American young adults are driving less, says a recent piece in AdvertisingAge. Only 77 percent of 19-year-olds today have their license, compared to 92 percent in 1978. And the proportion of automobile miles driven by people aged 21 to 30 fell five percent in 2009, compared to 2001.
The New York Times recently published a feature story on the distinctive characteristics of people in their 20s — known as a period of “emerging adulthood” — explaining some of the demographic and cultural shifts changing young people’s lives. The article provides many examples of an extended transition into adulthood, as young people spend more time on higher education, lead unsettled lives, and delay major milestones like marriage. Could this explain the downward trend in how 21- to 30-year olds in America use their cars?
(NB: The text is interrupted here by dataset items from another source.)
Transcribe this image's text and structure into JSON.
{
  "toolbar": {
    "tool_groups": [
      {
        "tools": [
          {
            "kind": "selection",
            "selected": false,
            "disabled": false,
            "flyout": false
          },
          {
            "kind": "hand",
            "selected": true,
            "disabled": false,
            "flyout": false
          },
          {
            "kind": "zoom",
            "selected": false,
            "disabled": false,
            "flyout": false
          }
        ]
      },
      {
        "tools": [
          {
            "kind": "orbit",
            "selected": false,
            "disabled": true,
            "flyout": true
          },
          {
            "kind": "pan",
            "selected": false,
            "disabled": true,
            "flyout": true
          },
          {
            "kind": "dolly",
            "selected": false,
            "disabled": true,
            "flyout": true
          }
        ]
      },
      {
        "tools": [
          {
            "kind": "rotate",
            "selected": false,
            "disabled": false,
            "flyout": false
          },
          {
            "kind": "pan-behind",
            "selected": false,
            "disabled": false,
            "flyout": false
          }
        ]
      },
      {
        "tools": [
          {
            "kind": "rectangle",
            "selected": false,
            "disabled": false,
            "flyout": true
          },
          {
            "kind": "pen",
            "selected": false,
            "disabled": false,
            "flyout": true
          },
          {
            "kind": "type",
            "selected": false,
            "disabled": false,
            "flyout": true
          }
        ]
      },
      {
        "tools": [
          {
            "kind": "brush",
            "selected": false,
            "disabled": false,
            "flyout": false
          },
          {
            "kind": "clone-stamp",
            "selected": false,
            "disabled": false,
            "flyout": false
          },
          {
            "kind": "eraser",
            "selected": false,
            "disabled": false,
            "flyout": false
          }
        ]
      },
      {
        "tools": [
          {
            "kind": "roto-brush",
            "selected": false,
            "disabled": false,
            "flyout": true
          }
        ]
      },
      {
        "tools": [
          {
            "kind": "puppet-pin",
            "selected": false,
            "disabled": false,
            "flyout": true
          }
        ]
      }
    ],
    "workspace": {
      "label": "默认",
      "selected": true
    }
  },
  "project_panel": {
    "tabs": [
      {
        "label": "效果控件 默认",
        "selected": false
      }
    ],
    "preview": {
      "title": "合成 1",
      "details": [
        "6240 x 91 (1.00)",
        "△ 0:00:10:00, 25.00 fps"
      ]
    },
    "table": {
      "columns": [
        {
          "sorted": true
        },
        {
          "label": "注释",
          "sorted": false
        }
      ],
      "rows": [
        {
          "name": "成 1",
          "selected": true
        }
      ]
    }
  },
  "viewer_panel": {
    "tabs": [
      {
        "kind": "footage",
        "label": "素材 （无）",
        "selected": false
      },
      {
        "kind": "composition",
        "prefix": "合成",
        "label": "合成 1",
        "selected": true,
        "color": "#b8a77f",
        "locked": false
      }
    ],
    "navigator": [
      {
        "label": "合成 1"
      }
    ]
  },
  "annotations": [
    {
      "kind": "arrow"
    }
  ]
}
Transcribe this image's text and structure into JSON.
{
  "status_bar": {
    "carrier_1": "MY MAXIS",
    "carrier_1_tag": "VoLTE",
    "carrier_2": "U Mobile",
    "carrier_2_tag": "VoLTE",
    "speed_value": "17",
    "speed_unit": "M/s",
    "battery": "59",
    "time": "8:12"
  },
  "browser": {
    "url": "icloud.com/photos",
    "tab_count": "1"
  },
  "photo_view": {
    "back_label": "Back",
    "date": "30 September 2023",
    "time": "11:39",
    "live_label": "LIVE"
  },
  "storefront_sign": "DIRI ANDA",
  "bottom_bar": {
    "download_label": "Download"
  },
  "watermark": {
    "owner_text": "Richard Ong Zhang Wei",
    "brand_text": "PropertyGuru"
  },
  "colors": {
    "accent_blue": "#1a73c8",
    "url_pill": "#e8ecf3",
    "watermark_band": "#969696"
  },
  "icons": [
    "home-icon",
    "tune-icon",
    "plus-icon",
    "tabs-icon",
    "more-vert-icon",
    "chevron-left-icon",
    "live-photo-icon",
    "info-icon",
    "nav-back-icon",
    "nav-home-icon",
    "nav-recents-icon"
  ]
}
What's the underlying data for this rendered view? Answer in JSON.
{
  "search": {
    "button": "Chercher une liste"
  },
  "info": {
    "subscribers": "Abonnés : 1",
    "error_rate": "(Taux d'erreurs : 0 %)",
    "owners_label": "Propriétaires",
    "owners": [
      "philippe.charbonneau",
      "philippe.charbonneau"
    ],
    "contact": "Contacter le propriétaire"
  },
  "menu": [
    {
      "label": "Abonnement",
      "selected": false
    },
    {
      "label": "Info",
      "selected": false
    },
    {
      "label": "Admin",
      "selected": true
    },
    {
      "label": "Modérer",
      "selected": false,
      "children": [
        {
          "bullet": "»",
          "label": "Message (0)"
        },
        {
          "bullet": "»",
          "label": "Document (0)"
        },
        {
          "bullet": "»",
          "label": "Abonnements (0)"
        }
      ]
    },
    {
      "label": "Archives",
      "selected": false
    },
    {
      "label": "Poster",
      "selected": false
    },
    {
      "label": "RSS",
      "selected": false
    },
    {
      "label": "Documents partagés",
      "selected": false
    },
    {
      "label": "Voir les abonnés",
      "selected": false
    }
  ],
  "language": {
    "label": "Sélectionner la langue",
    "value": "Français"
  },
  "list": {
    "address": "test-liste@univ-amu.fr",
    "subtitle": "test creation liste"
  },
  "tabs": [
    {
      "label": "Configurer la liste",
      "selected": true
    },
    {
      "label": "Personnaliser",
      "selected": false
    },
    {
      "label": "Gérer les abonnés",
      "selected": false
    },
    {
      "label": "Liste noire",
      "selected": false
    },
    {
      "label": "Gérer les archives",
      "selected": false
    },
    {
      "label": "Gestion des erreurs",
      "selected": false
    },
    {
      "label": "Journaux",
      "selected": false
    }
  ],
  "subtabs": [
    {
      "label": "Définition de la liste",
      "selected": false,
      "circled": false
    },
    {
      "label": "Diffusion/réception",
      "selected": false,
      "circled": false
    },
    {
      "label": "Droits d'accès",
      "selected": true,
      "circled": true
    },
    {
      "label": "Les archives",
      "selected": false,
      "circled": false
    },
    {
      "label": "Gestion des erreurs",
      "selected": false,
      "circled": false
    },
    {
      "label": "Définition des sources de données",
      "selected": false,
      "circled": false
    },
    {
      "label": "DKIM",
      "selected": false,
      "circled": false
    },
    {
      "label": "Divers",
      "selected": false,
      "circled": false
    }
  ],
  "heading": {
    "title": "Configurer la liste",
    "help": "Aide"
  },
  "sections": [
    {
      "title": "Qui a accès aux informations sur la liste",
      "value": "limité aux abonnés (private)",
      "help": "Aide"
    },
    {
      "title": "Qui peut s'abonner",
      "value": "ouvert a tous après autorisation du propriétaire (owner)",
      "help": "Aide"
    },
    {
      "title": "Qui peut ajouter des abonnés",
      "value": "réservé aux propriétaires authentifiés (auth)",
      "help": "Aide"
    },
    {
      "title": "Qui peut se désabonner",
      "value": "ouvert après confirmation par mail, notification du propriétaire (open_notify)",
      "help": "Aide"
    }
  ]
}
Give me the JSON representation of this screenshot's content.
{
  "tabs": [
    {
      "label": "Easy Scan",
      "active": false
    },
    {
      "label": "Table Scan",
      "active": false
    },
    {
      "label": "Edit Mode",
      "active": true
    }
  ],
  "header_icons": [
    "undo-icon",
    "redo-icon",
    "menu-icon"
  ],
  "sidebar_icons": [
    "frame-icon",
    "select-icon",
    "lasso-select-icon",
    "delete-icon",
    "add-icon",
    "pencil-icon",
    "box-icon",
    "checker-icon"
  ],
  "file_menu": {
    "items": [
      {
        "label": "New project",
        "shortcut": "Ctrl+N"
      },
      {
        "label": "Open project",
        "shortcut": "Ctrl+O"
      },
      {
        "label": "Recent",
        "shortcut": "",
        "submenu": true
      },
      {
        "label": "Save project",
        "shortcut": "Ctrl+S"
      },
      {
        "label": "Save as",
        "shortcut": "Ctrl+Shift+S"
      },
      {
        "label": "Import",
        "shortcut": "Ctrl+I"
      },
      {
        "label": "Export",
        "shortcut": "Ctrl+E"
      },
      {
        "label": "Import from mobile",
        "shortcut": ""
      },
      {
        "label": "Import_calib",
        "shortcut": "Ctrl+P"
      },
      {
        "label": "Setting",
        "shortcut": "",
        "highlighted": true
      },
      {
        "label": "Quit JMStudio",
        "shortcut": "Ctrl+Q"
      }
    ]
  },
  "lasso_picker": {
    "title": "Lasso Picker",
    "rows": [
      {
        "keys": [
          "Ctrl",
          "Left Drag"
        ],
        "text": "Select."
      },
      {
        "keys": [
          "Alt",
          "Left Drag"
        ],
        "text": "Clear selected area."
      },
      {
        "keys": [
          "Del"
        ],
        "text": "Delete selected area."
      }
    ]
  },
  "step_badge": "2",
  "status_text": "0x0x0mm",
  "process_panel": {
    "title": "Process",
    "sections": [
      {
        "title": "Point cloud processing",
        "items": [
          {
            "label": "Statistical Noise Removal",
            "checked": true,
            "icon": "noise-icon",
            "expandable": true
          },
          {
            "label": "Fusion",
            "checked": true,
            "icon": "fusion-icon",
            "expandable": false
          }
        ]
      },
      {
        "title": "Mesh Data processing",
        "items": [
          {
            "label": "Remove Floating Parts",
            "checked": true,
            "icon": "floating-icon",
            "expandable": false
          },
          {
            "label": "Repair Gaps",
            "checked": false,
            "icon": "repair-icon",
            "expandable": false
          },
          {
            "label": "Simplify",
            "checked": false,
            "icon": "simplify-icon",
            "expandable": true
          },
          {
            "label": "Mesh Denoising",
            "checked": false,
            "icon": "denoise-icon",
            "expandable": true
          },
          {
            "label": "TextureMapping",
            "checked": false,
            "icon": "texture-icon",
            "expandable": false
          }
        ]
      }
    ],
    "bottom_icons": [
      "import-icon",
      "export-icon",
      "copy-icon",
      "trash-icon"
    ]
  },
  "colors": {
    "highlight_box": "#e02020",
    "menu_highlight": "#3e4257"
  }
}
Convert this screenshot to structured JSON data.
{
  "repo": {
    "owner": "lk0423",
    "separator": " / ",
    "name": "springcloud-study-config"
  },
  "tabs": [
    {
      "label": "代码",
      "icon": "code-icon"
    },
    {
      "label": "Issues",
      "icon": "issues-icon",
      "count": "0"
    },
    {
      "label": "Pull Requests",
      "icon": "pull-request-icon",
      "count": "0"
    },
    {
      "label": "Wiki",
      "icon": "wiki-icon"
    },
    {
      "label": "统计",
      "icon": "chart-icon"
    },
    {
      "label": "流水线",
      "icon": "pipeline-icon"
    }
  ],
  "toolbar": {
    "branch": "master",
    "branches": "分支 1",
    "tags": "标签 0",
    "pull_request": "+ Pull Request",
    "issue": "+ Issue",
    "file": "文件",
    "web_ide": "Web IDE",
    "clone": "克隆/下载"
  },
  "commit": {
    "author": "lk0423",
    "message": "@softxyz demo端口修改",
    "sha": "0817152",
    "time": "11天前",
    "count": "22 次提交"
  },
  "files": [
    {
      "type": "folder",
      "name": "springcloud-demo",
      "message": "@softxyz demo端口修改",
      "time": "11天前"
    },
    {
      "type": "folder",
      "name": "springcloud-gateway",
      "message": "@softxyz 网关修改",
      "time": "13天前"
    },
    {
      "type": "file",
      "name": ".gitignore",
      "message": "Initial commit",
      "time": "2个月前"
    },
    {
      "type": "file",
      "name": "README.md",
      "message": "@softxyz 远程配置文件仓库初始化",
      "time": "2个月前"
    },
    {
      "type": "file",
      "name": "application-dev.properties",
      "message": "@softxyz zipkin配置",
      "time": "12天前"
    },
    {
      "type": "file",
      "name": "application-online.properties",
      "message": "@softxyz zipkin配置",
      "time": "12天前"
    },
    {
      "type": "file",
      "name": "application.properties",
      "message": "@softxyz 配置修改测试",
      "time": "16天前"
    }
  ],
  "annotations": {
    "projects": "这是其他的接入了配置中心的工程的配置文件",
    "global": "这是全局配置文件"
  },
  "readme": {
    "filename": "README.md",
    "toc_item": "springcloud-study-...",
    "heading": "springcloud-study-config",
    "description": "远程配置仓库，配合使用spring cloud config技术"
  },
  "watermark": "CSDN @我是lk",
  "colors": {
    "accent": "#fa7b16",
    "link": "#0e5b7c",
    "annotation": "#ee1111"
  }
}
William Draves, author of the book, “Nine Shift,” attributes these changes to digital technology: telecommuting is increasingly more common among young people as the intranet replaces offices; and a generation of new workers increasingly seeks a high level of efficiency. For example, young people, Draves says, want to effectively utilize their time on trains and light rail by making use of mobile technology.
It’s also increasingly less economical to drive. According to Research and Innovative Technology Administration data, the cost of operating a car is around $0.56 per mile. The average annual miles driven per driver is 15,000 a year, which makes the cost of owning and operating a car about $8,500 per year.
It seems young people coming of age during these woeful economic times are less likely to sink their money into a vehicle.
Plus, 20-somethings have diverse options like Zipcar and Craigslist – especially if they live in a city – that replace the need for vehicle ownership. And more people are moving to the city anyway. According to a May 2010 Brookings Institute report, “metro areas are exceeding national averages on population growth.” (Check out our previous post on the Brookings’ report, with a focus on “bright flight“: for the first time, America’s suburbs are more likely to be home to minorities, the poor and a rapidly growing older population, while younger, educated whites move to cities for better jobs and shorter commutes.)
Streetsblog notes that the article in AdAge frames these trends as problem for the automobile industry. And yes, it seems clear that young workers are behaving in ways that demand options for mobility that make economic sense and fit with lifestyle patterns and cultural choices – not something for which the auto industry is known.